The Refine Encoder-Decoder generator consists of 2 7x7 convolutional blocks, and 7 residual blocks. The 7x7 convolutional blocks utilized 7x7 stride 2 convolutional kernels, synchronized instance normalization, 3x3 convolutional kernels, synchronized instance normalization, and ReLU activation. The residual blocks contained a 3x3 convolutional kernel, instance normalization, followed by a 3x3 convolutional kernel, instance normalization, and a residual connection that additively combined the input of the residual block with the output.
The VGG discriminator consisted of 5 4x4 convolutional blocks with instance normalization and a final average pooling layer. The 2nd, 3rd, and 4th blocks were paired with LeakyReLU activation. The patchGAN discriminator consisted of 4 4x4 convolutional kernels paired with instance normalization.
Training, and Hypothesis Testing
The model was trained using five different loss functions. The generator loss and L1 loss enforce spatial congruence between the input and output network signals. The Style loss uses loss from shallow and deep layers to help encourage stylistic consistency of the inpainted region. The VGG losses use deep networks to help enforce general realism of the predictions. The patchGAN discriminator loss helped preserve local texture features in the inpainted region. Figure 2 shows the generator, L1, Style, VGG, and discriminator loss functions.
The model was trained on 80,326 images and validated on 12,901 images. An additional 10,687 images corresponding to 40,077 ground truth CAL measurements were withheld from the data science team and used only once to avoid multiple hypothesis testing. Ground truth radiographic images were provided to blinded data scientists without clinical data for CAL predictions.
During inferencing, the discriminators were discarded and only the generators were used. The resulting inpainted image from the generator was fed into a CAL prediction. The two CAL prediction algorithms used in this study based on two open-source algorithms, Deep Lab (https://github.com/tensorflow/models/tree/master/research/deeplab) and DETR (https://github.com/facebookresearch/detr). We refer to Deep Lab as Method 1 and DETR as Method 2. The accuracy of the inpainted algorithm for method 1 (Inpaint 1) was compared to the non-inpainted algorithm for method 1 (Non-Inpaint 1) and the accuracy of the inpainted algorithm for method 2 (Inpaint 2) was compared to the non-inpainted algorithm for method 2 (Non-Inpaint 2).
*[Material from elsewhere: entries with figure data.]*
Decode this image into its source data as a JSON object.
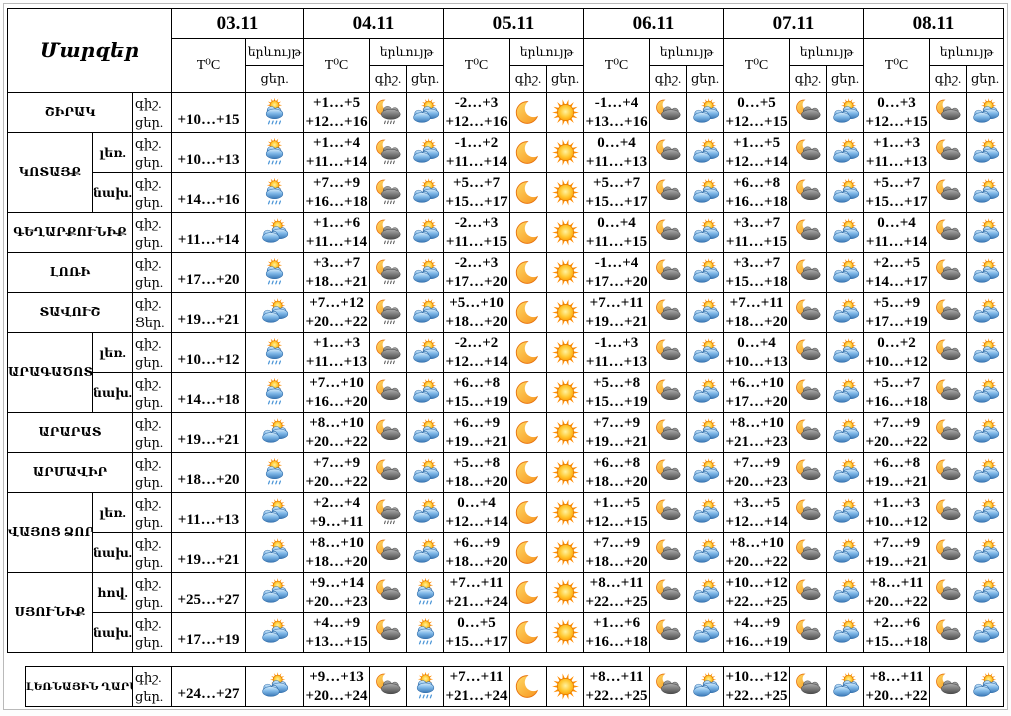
{
  "title": "Մարզեր",
  "header": {
    "temp": "T⁰C",
    "phenomenon": "երևույթ",
    "night": "գիշ.",
    "day": "ցեր."
  },
  "dates": [
    "03.11",
    "04.11",
    "05.11",
    "06.11",
    "07.11",
    "08.11"
  ],
  "colors": {
    "sun": "#FF9800",
    "sun_rays": "#FF8C00",
    "moon": "#F7941E",
    "day_cloud": "#3876B4",
    "night_cloud": "#4A4A4A",
    "day_rain": "#4C96D7",
    "night_rain": "#606060",
    "table_border": "#000000"
  },
  "groups": [
    {
      "region": "ՇԻՐԱԿ",
      "rows": [
        {
          "labels": [
            "գիշ.",
            "ցեր."
          ],
          "cells": [
            {
              "day": "+10…+15",
              "day_icon": "sun-cloud-rain"
            },
            {
              "night": "+1…+5",
              "day": "+12…+16",
              "night_icon": "moon-cloud-rain",
              "day_icon": "sun-cloud"
            },
            {
              "night": "-2…+3",
              "day": "+12…+16",
              "night_icon": "moon",
              "day_icon": "sun"
            },
            {
              "night": "-1…+4",
              "day": "+13…+16",
              "night_icon": "moon-cloud",
              "day_icon": "sun-cloud"
            },
            {
              "night": "0…+5",
              "day": "+12…+15",
              "night_icon": "moon-cloud",
              "day_icon": "sun-cloud"
            },
            {
              "night": "0…+3",
              "day": "+12…+15",
              "night_icon": "moon-cloud",
              "day_icon": "sun-cloud"
            }
          ]
        }
      ]
    },
    {
      "region": "ԿՈՏԱՅՔ",
      "rows": [
        {
          "sub": "լեռ.",
          "labels": [
            "գիշ.",
            "ցեր."
          ],
          "cells": [
            {
              "day": "+10…+13",
              "day_icon": "sun-cloud-rain"
            },
            {
              "night": "+1…+4",
              "day": "+11…+14",
              "night_icon": "moon-cloud-rain",
              "day_icon": "sun-cloud"
            },
            {
              "night": "-1…+2",
              "day": "+11…+14",
              "night_icon": "moon",
              "day_icon": "sun"
            },
            {
              "night": "0…+4",
              "day": "+11…+13",
              "night_icon": "moon-cloud",
              "day_icon": "sun-cloud"
            },
            {
              "night": "+1…+5",
              "day": "+12…+14",
              "night_icon": "moon-cloud",
              "day_icon": "sun-cloud"
            },
            {
              "night": "+1…+3",
              "day": "+11…+13",
              "night_icon": "moon-cloud",
              "day_icon": "sun-cloud"
            }
          ]
        },
        {
          "sub": "նախ.",
          "labels": [
            "գիշ.",
            "ցեր."
          ],
          "cells": [
            {
              "day": "+14…+16",
              "day_icon": "sun-cloud-rain"
            },
            {
              "night": "+7…+9",
              "day": "+16…+18",
              "night_icon": "moon-cloud-rain",
              "day_icon": "sun-cloud"
            },
            {
              "night": "+5…+7",
              "day": "+15…+17",
              "night_icon": "moon",
              "day_icon": "sun"
            },
            {
              "night": "+5…+7",
              "day": "+15…+17",
              "night_icon": "moon-cloud",
              "day_icon": "sun-cloud"
            },
            {
              "night": "+6…+8",
              "day": "+16…+18",
              "night_icon": "moon-cloud",
              "day_icon": "sun-cloud"
            },
            {
              "night": "+5…+7",
              "day": "+15…+17",
              "night_icon": "moon-cloud",
              "day_icon": "sun-cloud"
            }
          ]
        }
      ]
    },
    {
      "region": "ԳԵՂԱՐՔՈՒՆԻՔ",
      "rows": [
        {
          "labels": [
            "գիշ.",
            "ցեր."
          ],
          "cells": [
            {
              "day": "+11…+14",
              "day_icon": "sun-cloud"
            },
            {
              "night": "+1…+6",
              "day": "+11…+14",
              "night_icon": "moon-cloud-rain",
              "day_icon": "sun-cloud"
            },
            {
              "night": "-2…+3",
              "day": "+11…+15",
              "night_icon": "moon",
              "day_icon": "sun"
            },
            {
              "night": "0…+4",
              "day": "+11…+15",
              "night_icon": "moon-cloud",
              "day_icon": "sun-cloud"
            },
            {
              "night": "+3…+7",
              "day": "+11…+15",
              "night_icon": "moon-cloud",
              "day_icon": "sun-cloud"
            },
            {
              "night": "0…+4",
              "day": "+11…+14",
              "night_icon": "moon-cloud",
              "day_icon": "sun-cloud"
            }
          ]
        }
      ]
    },
    {
      "region": "ԼՈՌԻ",
      "rows": [
        {
          "labels": [
            "գիշ.",
            "ցեր."
          ],
          "cells": [
            {
              "day": "+17…+20",
              "day_icon": "sun-cloud-rain"
            },
            {
              "night": "+3…+7",
              "day": "+18…+21",
              "night_icon": "moon-cloud-rain",
              "day_icon": "sun-cloud"
            },
            {
              "night": "-2…+3",
              "day": "+17…+20",
              "night_icon": "moon",
              "day_icon": "sun"
            },
            {
              "night": "-1…+4",
              "day": "+17…+20",
              "night_icon": "moon-cloud",
              "day_icon": "sun-cloud"
            },
            {
              "night": "+3…+7",
              "day": "+15…+18",
              "night_icon": "moon-cloud",
              "day_icon": "sun-cloud"
            },
            {
              "night": "+2…+5",
              "day": "+14…+17",
              "night_icon": "moon-cloud",
              "day_icon": "sun-cloud"
            }
          ]
        }
      ]
    },
    {
      "region": "ՏԱՎՈՒՇ",
      "rows": [
        {
          "labels": [
            "գիշ.",
            "Ցեր."
          ],
          "cells": [
            {
              "day": "+19…+21",
              "day_icon": "sun-cloud"
            },
            {
              "night": "+7…+12",
              "day": "+20…+22",
              "night_icon": "moon-cloud-rain",
              "day_icon": "sun-cloud"
            },
            {
              "night": "+5…+10",
              "day": "+18…+20",
              "night_icon": "moon",
              "day_icon": "sun"
            },
            {
              "night": "+7…+11",
              "day": "+19…+21",
              "night_icon": "moon-cloud",
              "day_icon": "sun-cloud"
            },
            {
              "night": "+7…+11",
              "day": "+18…+20",
              "night_icon": "moon-cloud",
              "day_icon": "sun-cloud"
            },
            {
              "night": "+5…+9",
              "day": "+17…+19",
              "night_icon": "moon-cloud",
              "day_icon": "sun-cloud"
            }
          ]
        }
      ]
    },
    {
      "region": "ԱՐԱԳԱԾՈՏՆ",
      "rows": [
        {
          "sub": "լեռ.",
          "labels": [
            "գիշ.",
            "ցեր."
          ],
          "cells": [
            {
              "day": "+10…+12",
              "day_icon": "sun-cloud-rain"
            },
            {
              "night": "+1…+3",
              "day": "+11…+13",
              "night_icon": "moon-cloud-rain",
              "day_icon": "sun-cloud"
            },
            {
              "night": "-2…+2",
              "day": "+12…+14",
              "night_icon": "moon",
              "day_icon": "sun"
            },
            {
              "night": "-1…+3",
              "day": "+11…+13",
              "night_icon": "moon-cloud",
              "day_icon": "sun-cloud"
            },
            {
              "night": "0…+4",
              "day": "+10…+13",
              "night_icon": "moon-cloud",
              "day_icon": "sun-cloud"
            },
            {
              "night": "0…+2",
              "day": "+10…+12",
              "night_icon": "moon-cloud",
              "day_icon": "sun-cloud"
            }
          ]
        },
        {
          "sub": "նախ.",
          "labels": [
            "գիշ.",
            "ցեր."
          ],
          "cells": [
            {
              "day": "+14…+18",
              "day_icon": "sun-cloud-rain"
            },
            {
              "night": "+7…+10",
              "day": "+16…+20",
              "night_icon": "moon-cloud",
              "day_icon": "sun-cloud"
            },
            {
              "night": "+6…+8",
              "day": "+15…+19",
              "night_icon": "moon",
              "day_icon": "sun"
            },
            {
              "night": "+5…+8",
              "day": "+15…+19",
              "night_icon": "moon-cloud",
              "day_icon": "sun-cloud"
            },
            {
              "night": "+6…+10",
              "day": "+17…+20",
              "night_icon": "moon-cloud",
              "day_icon": "sun-cloud"
            },
            {
              "night": "+5…+7",
              "day": "+16…+18",
              "night_icon": "moon-cloud",
              "day_icon": "sun-cloud"
            }
          ]
        }
      ]
    },
    {
      "region": "ԱՐԱՐԱՏ",
      "rows": [
        {
          "labels": [
            "գիշ.",
            "ցեր."
          ],
          "cells": [
            {
              "day": "+19…+21",
              "day_icon": "sun-cloud"
            },
            {
              "night": "+8…+10",
              "day": "+20…+22",
              "night_icon": "moon-cloud",
              "day_icon": "sun-cloud"
            },
            {
              "night": "+6…+9",
              "day": "+19…+21",
              "night_icon": "moon",
              "day_icon": "sun"
            },
            {
              "night": "+7…+9",
              "day": "+19…+21",
              "night_icon": "moon-cloud",
              "day_icon": "sun-cloud"
            },
            {
              "night": "+8…+10",
              "day": "+21…+23",
              "night_icon": "moon-cloud",
              "day_icon": "sun-cloud"
            },
            {
              "night": "+7…+9",
              "day": "+20…+22",
              "night_icon": "moon-cloud",
              "day_icon": "sun-cloud"
            }
          ]
        }
      ]
    },
    {
      "region": "ԱՐՄԱՎԻՐ",
      "rows": [
        {
          "labels": [
            "գիշ.",
            "ցեր."
          ],
          "cells": [
            {
              "day": "+18…+20",
              "day_icon": "sun-cloud-rain"
            },
            {
              "night": "+7…+9",
              "day": "+20…+22",
              "night_icon": "moon-cloud",
              "day_icon": "sun-cloud"
            },
            {
              "night": "+5…+8",
              "day": "+18…+20",
              "night_icon": "moon",
              "day_icon": "sun"
            },
            {
              "night": "+6…+8",
              "day": "+18…+20",
              "night_icon": "moon-cloud",
              "day_icon": "sun-cloud"
            },
            {
              "night": "+7…+9",
              "day": "+20…+23",
              "night_icon": "moon-cloud",
              "day_icon": "sun-cloud"
            },
            {
              "night": "+6…+8",
              "day": "+19…+21",
              "night_icon": "moon-cloud",
              "day_icon": "sun-cloud"
            }
          ]
        }
      ]
    },
    {
      "region": "ՎԱՅՈՑ ՁՈՐ",
      "rows": [
        {
          "sub": "լեռ.",
          "labels": [
            "գիշ.",
            "ցեր."
          ],
          "cells": [
            {
              "day": "+11…+13",
              "day_icon": "sun-cloud"
            },
            {
              "night": "+2…+4",
              "day": "+9…+11",
              "night_icon": "moon-cloud-rain",
              "day_icon": "sun-cloud"
            },
            {
              "night": "0…+4",
              "day": "+12…+14",
              "night_icon": "moon",
              "day_icon": "sun"
            },
            {
              "night": "+1…+5",
              "day": "+12…+15",
              "night_icon": "moon-cloud",
              "day_icon": "sun-cloud"
            },
            {
              "night": "+3…+5",
              "day": "+12…+14",
              "night_icon": "moon-cloud",
              "day_icon": "sun-cloud"
            },
            {
              "night": "+1…+3",
              "day": "+10…+12",
              "night_icon": "moon-cloud",
              "day_icon": "sun-cloud"
            }
          ]
        },
        {
          "sub": "նախ.",
          "labels": [
            "գիշ.",
            "ցեր."
          ],
          "cells": [
            {
              "day": "+19…+21",
              "day_icon": "sun-cloud"
            },
            {
              "night": "+8…+10",
              "day": "+18…+20",
              "night_icon": "moon-cloud",
              "day_icon": "sun-cloud"
            },
            {
              "night": "+6…+9",
              "day": "+18…+20",
              "night_icon": "moon",
              "day_icon": "sun"
            },
            {
              "night": "+7…+9",
              "day": "+18…+20",
              "night_icon": "moon-cloud",
              "day_icon": "sun-cloud"
            },
            {
              "night": "+8…+10",
              "day": "+20…+22",
              "night_icon": "moon-cloud",
              "day_icon": "sun-cloud"
            },
            {
              "night": "+7…+9",
              "day": "+19…+21",
              "night_icon": "moon-cloud",
              "day_icon": "sun-cloud"
            }
          ]
        }
      ]
    },
    {
      "region": "ՍՅՈՒՆԻՔ",
      "rows": [
        {
          "sub": "հով.",
          "labels": [
            "գիշ.",
            "ցեր."
          ],
          "cells": [
            {
              "day": "+25…+27",
              "day_icon": "sun-cloud"
            },
            {
              "night": "+9…+14",
              "day": "+20…+23",
              "night_icon": "moon-cloud",
              "day_icon": "sun-cloud-rain"
            },
            {
              "night": "+7…+11",
              "day": "+21…+24",
              "night_icon": "moon",
              "day_icon": "sun"
            },
            {
              "night": "+8…+11",
              "day": "+22…+25",
              "night_icon": "moon-cloud",
              "day_icon": "sun-cloud"
            },
            {
              "night": "+10…+12",
              "day": "+22…+25",
              "night_icon": "moon-cloud",
              "day_icon": "sun-cloud"
            },
            {
              "night": "+8…+11",
              "day": "+20…+22",
              "night_icon": "moon-cloud",
              "day_icon": "sun-cloud"
            }
          ]
        },
        {
          "sub": "նախ.",
          "labels": [
            "գիշ.",
            "ցեր."
          ],
          "cells": [
            {
              "day": "+17…+19",
              "day_icon": "sun-cloud"
            },
            {
              "night": "+4…+9",
              "day": "+13…+15",
              "night_icon": "moon-cloud",
              "day_icon": "sun-cloud-rain"
            },
            {
              "night": "0…+5",
              "day": "+15…+17",
              "night_icon": "moon",
              "day_icon": "sun"
            },
            {
              "night": "+1…+6",
              "day": "+16…+18",
              "night_icon": "moon-cloud",
              "day_icon": "sun-cloud"
            },
            {
              "night": "+4…+9",
              "day": "+16…+19",
              "night_icon": "moon-cloud",
              "day_icon": "sun-cloud"
            },
            {
              "night": "+2…+6",
              "day": "+15…+18",
              "night_icon": "moon-cloud",
              "day_icon": "sun-cloud"
            }
          ]
        }
      ]
    }
  ],
  "footer": {
    "region": "ԼԵՌՆԱՅԻՆ ՂԱՐԱԲԱՂ",
    "labels": [
      "գիշ.",
      "ցեր."
    ],
    "cells": [
      {
        "day": "+24…+27",
        "day_icon": "sun-cloud"
      },
      {
        "night": "+9…+13",
        "day": "+20…+24",
        "night_icon": "moon-cloud",
        "day_icon": "sun-cloud-rain"
      },
      {
        "night": "+7…+11",
        "day": "+21…+24",
        "night_icon": "moon",
        "day_icon": "sun"
      },
      {
        "night": "+8…+11",
        "day": "+22…+25",
        "night_icon": "moon-cloud",
        "day_icon": "sun-cloud"
      },
      {
        "night": "+10…+12",
        "day": "+22…+25",
        "night_icon": "moon-cloud",
        "day_icon": "sun-cloud"
      },
      {
        "night": "+8…+11",
        "day": "+20…+22",
        "night_icon": "moon-cloud",
        "day_icon": "sun-cloud"
      }
    ]
  }
}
The purpose of this study was to demonstrate the affect inpainting using various open-source CAL prediction algorithm. We could not replicate all foreseeable CAL prediction algorithms so only common open-source algorithms were used.
To determine the affect inpainting had on the resulting CAL accuracy, MAE between the ground truth and predicted values was determined as well as comparator p-values from the Kruskal-Wallis test. Additionally, pairwise differences in accuracy between each method was assessed using Dunn’s pairwise comparison. The Dunn’s test for pairwise comparisons was used as a post hoc test and adjusted for familywise error rate. Prediction accuracy among teeth (first molar, second molar, and premolar) was evaluated using the Kruskal-Wallis test. All hypothesis testing assumed a standard significance level of 0.05.